Pharmacological targeting of anaphylatoxin receptors during the effector phase of allergic asthma suppresses airway hyperresponsiveness and airway inflammation.

ABSTRACT

Airway hyperresponsiveness and airway inflammation are hallmarks of allergic asthma, the etiology of which is crucially linked to the presence of Th2 cytokines.

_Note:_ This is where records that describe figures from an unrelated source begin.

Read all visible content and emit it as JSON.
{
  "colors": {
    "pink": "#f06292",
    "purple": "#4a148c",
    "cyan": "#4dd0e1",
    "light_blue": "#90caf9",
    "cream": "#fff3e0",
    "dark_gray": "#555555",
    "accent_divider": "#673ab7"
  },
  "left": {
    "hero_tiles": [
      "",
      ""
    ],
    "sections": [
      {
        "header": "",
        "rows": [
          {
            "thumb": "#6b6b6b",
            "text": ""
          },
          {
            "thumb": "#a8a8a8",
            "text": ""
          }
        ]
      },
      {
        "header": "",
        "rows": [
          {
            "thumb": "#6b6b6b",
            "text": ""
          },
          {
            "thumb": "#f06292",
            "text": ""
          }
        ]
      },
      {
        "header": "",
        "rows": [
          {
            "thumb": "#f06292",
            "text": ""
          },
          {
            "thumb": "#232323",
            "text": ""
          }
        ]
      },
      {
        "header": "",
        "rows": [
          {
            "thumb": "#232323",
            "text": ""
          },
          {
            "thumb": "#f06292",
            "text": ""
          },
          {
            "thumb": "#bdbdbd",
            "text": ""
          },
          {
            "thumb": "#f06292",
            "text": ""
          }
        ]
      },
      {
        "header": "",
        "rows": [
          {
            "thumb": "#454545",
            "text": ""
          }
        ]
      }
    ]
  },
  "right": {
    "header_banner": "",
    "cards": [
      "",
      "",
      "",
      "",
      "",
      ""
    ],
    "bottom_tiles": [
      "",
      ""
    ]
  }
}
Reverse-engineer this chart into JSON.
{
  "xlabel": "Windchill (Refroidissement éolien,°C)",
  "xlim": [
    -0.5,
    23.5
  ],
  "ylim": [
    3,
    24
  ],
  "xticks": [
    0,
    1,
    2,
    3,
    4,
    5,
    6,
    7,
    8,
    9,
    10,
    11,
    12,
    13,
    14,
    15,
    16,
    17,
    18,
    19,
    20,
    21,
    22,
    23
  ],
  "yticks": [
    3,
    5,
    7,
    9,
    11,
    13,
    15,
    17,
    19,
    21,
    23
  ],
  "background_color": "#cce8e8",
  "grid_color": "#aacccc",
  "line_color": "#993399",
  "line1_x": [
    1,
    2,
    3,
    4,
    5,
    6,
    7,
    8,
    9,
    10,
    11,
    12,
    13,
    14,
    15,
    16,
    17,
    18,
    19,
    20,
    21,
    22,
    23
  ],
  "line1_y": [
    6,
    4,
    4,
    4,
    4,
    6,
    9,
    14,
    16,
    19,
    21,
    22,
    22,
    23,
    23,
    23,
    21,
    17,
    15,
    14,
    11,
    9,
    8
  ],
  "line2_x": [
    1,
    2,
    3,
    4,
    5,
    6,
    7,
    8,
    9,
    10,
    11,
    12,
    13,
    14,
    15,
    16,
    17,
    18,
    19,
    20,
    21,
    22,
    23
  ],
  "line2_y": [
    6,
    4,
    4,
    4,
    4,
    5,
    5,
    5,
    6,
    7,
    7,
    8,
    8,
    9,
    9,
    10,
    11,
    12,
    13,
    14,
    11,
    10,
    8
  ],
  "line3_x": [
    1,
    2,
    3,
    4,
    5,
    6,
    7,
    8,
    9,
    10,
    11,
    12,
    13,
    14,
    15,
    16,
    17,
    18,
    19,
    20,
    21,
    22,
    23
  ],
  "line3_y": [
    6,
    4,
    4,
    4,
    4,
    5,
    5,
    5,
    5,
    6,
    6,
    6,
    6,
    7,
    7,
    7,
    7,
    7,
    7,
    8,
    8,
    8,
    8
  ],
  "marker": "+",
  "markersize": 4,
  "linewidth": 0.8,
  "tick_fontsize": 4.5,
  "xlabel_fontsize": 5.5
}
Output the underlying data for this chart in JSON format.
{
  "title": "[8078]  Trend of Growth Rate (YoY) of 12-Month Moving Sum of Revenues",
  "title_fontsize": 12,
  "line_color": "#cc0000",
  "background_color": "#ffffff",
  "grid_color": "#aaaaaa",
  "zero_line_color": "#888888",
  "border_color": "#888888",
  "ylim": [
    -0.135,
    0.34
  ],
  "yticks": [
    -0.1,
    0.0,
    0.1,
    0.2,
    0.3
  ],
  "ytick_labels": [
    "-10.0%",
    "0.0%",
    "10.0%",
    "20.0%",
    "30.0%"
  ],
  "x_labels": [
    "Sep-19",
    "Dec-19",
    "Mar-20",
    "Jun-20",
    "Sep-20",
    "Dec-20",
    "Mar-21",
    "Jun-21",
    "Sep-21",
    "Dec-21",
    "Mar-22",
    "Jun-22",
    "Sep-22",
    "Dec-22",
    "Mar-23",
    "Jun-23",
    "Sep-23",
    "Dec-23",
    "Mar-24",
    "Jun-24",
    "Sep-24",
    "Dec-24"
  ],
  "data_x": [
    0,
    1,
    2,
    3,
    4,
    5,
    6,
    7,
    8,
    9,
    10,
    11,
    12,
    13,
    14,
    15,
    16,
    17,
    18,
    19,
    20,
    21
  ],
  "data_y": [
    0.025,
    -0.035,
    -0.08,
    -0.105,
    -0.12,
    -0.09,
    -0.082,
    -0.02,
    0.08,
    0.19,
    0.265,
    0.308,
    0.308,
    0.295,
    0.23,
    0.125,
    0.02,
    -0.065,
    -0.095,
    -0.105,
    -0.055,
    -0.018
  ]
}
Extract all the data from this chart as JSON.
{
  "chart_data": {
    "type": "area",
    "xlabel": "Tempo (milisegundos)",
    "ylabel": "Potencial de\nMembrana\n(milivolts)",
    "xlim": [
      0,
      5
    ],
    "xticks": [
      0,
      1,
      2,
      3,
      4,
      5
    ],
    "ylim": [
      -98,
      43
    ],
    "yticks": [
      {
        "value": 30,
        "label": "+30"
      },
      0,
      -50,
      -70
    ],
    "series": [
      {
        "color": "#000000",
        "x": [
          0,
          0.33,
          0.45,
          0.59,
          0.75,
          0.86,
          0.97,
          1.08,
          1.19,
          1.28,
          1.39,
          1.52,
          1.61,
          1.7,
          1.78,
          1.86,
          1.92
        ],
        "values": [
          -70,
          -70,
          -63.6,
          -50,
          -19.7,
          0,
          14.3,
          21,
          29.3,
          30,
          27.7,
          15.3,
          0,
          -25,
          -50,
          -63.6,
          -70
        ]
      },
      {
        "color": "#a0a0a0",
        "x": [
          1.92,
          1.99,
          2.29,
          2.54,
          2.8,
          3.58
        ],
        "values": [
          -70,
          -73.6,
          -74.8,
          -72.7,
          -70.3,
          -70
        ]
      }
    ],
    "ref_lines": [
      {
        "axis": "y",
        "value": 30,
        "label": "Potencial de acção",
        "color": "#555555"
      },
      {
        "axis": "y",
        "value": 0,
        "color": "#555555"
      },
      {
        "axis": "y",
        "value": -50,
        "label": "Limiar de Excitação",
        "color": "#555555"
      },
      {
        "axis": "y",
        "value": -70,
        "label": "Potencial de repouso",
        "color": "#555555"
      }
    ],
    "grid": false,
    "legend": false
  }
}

A role for the complement anaphylatoxins C3a and C5a in allergic asthma was suggested, as deficiencies of the C3a receptor (C3aR) and of complement factor C5 modulate airway hyperresponsiveness, airway inflammation, and Th2 cytokine levels. However, such models do not allow differentiation of effects on the sensitization phase and the effector phase of the allergic response, respectively. In this study, we determined the role of the anaphylatoxins on the effector phase of asthma by pharmacological targeting of the anaphylatoxin receptors. C3aR and C5a receptor (C5aR) signaling was blocked using the nonpeptidic C3aR antagonist SB290157 and the neutralizing C5aR mAb 20/70 in a murine model of Aspergillus fumigatus extract induced pulmonary allergy. Airway hyperresponsiveness was substantially improved after C5aR blockade but not after C3aR blockade. Airway inflammation was significantly reduced in mice treated with the C3aR antagonist or the anti-C5aR mAb, as demonstrated by reduced numbers of neutrophils and eosinophils in bronchoalveolar lavage fluid. Of note, C5aR but not C3aR inhibition reduced lymphocyte numbers in bronchoalveolar lavage fluid. Cytokine levels of IL-5 and IL-13 in bronchoalveolar lavage fluid were not altered by C3aR or C5aR blockade. However, blockade of both anaphylatoxin receptors markedly reduced IL-4 levels. These data suggest an important and exclusive role for C5aR signaling on the development of airway hyperresponsiveness during pulmonary allergen challenge, whereas both anaphylatoxins contribute to airway inflammation and IL-4 production.